Hoe de elektronegativiteit te berekenen

Schrijver: Eugene Taylor
Datum Van Creatie: 15 Augustus 2021
Updatedatum: 1 Juli- 2024
Anonim
Electronegativity, Basic Introduction, Periodic Trends - Which Element Is More Electronegative?
Video: Electronegativity, Basic Introduction, Periodic Trends - Which Element Is More Electronegative?

Inhoud

In de chemie is elektronegativiteit het vermogen van atomen om elektronen van andere atomen naar zich toe te trekken. Een atoom met een hoge elektronegativiteit trekt elektronen sterk aan, en een atoom met een lage elektronegativiteit trekt elektronen zwak aan. Elektronegativiteitswaarden worden gebruikt om het gedrag van verschillende atomen in chemische verbindingen te voorspellen.

Stappen

Methode 1 van 3: De basis

  1. 1 Chemische bindingen.
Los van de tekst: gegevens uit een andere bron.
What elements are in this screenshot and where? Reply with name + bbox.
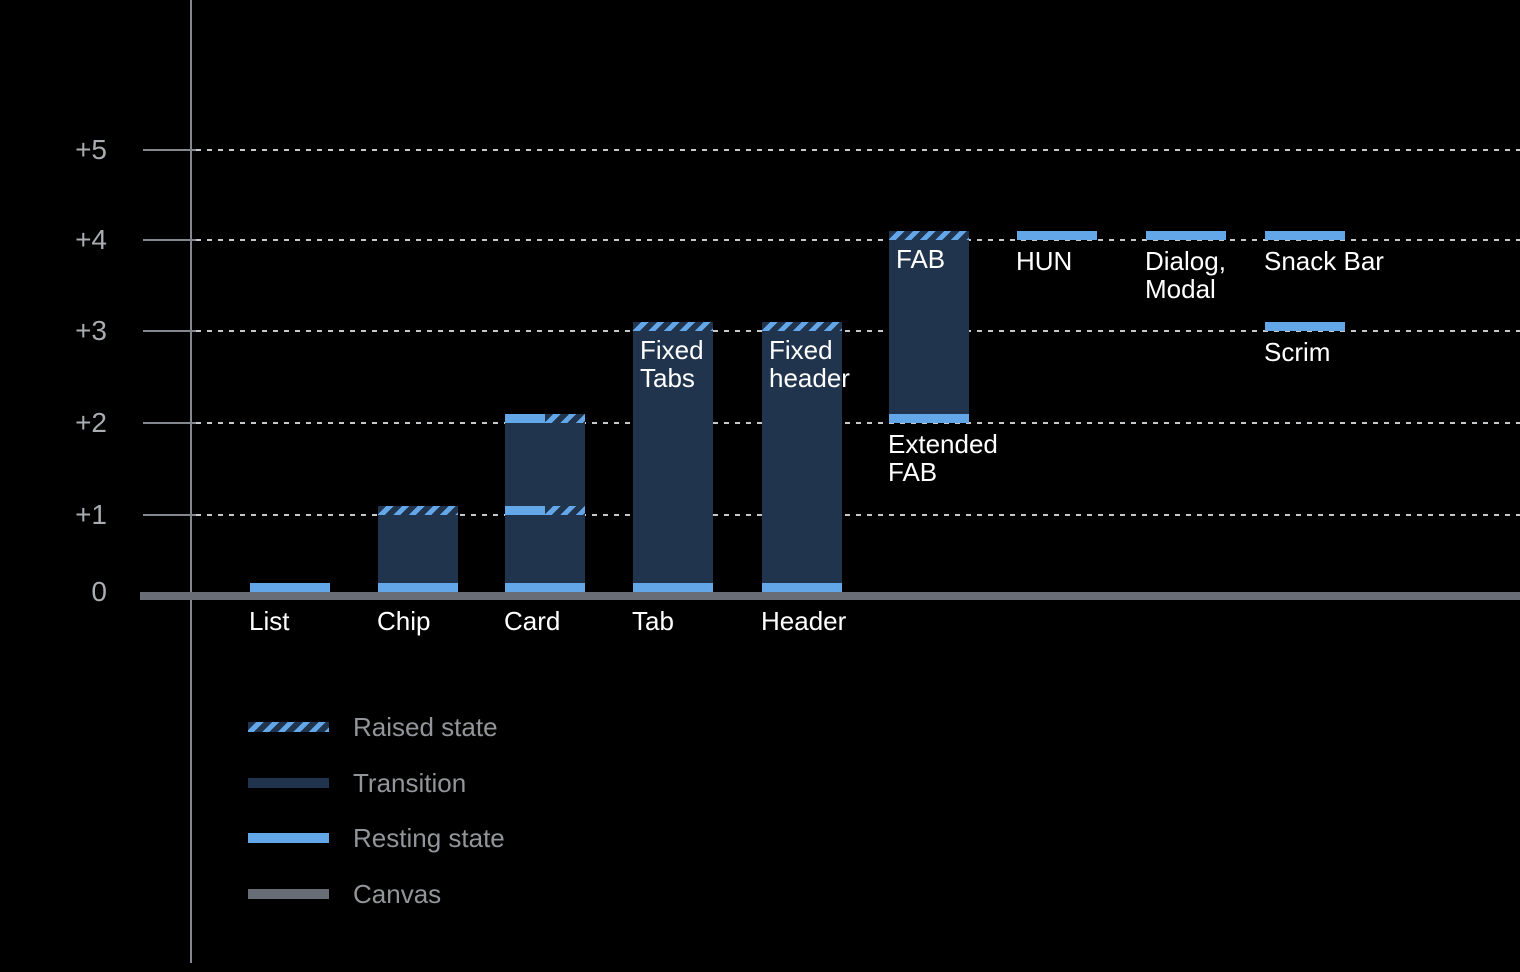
fab-segment-transition bbox=[889, 240, 969, 414]
hun-segment-resting bbox=[1017, 231, 1097, 240]
snackbar-label: Snack Bar bbox=[1264, 247, 1384, 275]
dialog-label-line: Dialog, bbox=[1145, 246, 1226, 276]
header-segment-raised bbox=[762, 322, 842, 331]
header-inner-label-line: Fixed bbox=[769, 335, 833, 365]
list-label-line: List bbox=[249, 606, 290, 636]
axis-tick-mark bbox=[143, 149, 196, 151]
y-axis-line bbox=[190, 0, 192, 963]
axis-tick-mark bbox=[143, 422, 196, 424]
fab-segment-raised bbox=[889, 231, 969, 240]
axis-tick-label: +2 bbox=[75, 407, 107, 438]
canvas-baseline bbox=[140, 592, 1520, 600]
tab-label: Tab bbox=[632, 607, 674, 635]
axis-tick-label: +5 bbox=[75, 134, 107, 165]
axis-tick-label: 0 bbox=[91, 576, 107, 607]
card-segment-transition bbox=[505, 423, 585, 506]
fab-inner-label: FAB bbox=[896, 245, 945, 273]
fab-label: Extended FAB bbox=[888, 430, 998, 486]
axis-tick-mark bbox=[143, 330, 196, 332]
legend-swatch-transition bbox=[248, 778, 329, 788]
legend-label-resting: Resting state bbox=[353, 823, 505, 853]
fab-label-line: FAB bbox=[888, 457, 938, 487]
tab-segment-transition bbox=[633, 331, 713, 583]
header-segment-transition bbox=[762, 331, 842, 583]
snackbar-label-line: Snack Bar bbox=[1264, 246, 1384, 276]
chip-segment-transition bbox=[378, 515, 458, 583]
tab-segment-raised bbox=[633, 322, 713, 331]
tab-inner-label: Fixed Tabs bbox=[640, 336, 704, 392]
card-segment-resting bbox=[505, 583, 585, 592]
gridline bbox=[196, 422, 1520, 424]
list-label: List bbox=[249, 607, 289, 635]
legend-swatch-canvas bbox=[248, 889, 329, 899]
fab-segment-resting bbox=[889, 414, 969, 423]
fab-label-line: Extended bbox=[888, 429, 998, 459]
axis-tick-label: +3 bbox=[75, 315, 107, 346]
chip-label-line: Chip bbox=[377, 606, 431, 636]
scrim-label-line: Scrim bbox=[1264, 337, 1331, 367]
card-segment-resting-raised bbox=[505, 414, 585, 423]
axis-tick-label: +1 bbox=[75, 499, 107, 530]
hun-label: HUN bbox=[1016, 247, 1072, 275]
axis-tick-mark bbox=[143, 514, 196, 516]
chip-segment-resting bbox=[378, 583, 458, 592]
header-segment-resting bbox=[762, 583, 842, 592]
fab-inner-label-line: FAB bbox=[896, 244, 946, 274]
legend-label-raised: Raised state bbox=[353, 712, 498, 742]
dialog-label-line: Modal bbox=[1145, 274, 1216, 304]
gridline bbox=[196, 514, 1520, 516]
dialog-segment-resting bbox=[1146, 231, 1226, 240]
legend-label-transition: Transition bbox=[353, 768, 467, 798]
legend-swatch-raised bbox=[248, 722, 329, 732]
card-label: Card bbox=[504, 607, 560, 635]
legend-swatch-resting bbox=[248, 833, 329, 843]
chip-label: Chip bbox=[377, 607, 430, 635]
card-split-resting bbox=[505, 506, 545, 515]
tab-label-line: Tab bbox=[632, 606, 674, 636]
tab-inner-label-line: Tabs bbox=[640, 363, 695, 393]
chip-segment-raised bbox=[378, 506, 458, 515]
header-label-line: Header bbox=[761, 606, 847, 636]
snackbar-segment-resting bbox=[1265, 231, 1345, 240]
scrim-segment-resting bbox=[1265, 322, 1345, 331]
card-label-line: Card bbox=[504, 606, 561, 636]
card-segment-resting-raised bbox=[505, 506, 585, 515]
card-split-raised bbox=[545, 414, 585, 423]
card-split-raised bbox=[545, 506, 585, 515]
gridline bbox=[196, 149, 1520, 151]
scrim-label: Scrim bbox=[1264, 338, 1330, 366]
gridline bbox=[196, 239, 1520, 241]
legend-label-canvas: Canvas bbox=[353, 879, 442, 909]
header-label: Header bbox=[761, 607, 846, 635]
dialog-label: Dialog, Modal bbox=[1145, 247, 1226, 303]
card-split-resting bbox=[505, 414, 545, 423]
gridline bbox=[196, 330, 1520, 332]
header-inner-label: Fixed header bbox=[769, 336, 850, 392]
card-segment-transition bbox=[505, 515, 585, 583]
list-segment-resting bbox=[250, 583, 330, 592]
header-inner-label-line: header bbox=[769, 363, 850, 393]
axis-tick-label: +4 bbox=[75, 224, 107, 255]
tab-inner-label-line: Fixed bbox=[640, 335, 704, 365]
tab-segment-resting bbox=[633, 583, 713, 592]
hun-label-line: HUN bbox=[1016, 246, 1073, 276]
axis-tick-mark bbox=[143, 239, 196, 241]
Dergelijke bindingen ontstaan ​​​​wanneer elektronen in atomen met elkaar interageren, dat wil zeggen dat twee elektronen (één van elk atoom) gemeenschappelijk worden.
    • Een beschrijving van de redenen voor de interactie van elektronen in atomen valt buiten het bestek van dit artikel.Lees voor meer informatie over dit onderwerp bijvoorbeeld dit artikel.
  2. 2 Effect van elektronegativiteit. Wanneer twee atomen elkaars elektronen aantrekken, is de aantrekkingskracht niet hetzelfde. Een atoom met een hogere elektronegativiteit trekt twee elektronen sterker aan. Een atoom met een zeer hoge elektronegativiteit trekt elektronen aan met zo'n kracht dat we het niet meer hebben over gedeelde elektronen.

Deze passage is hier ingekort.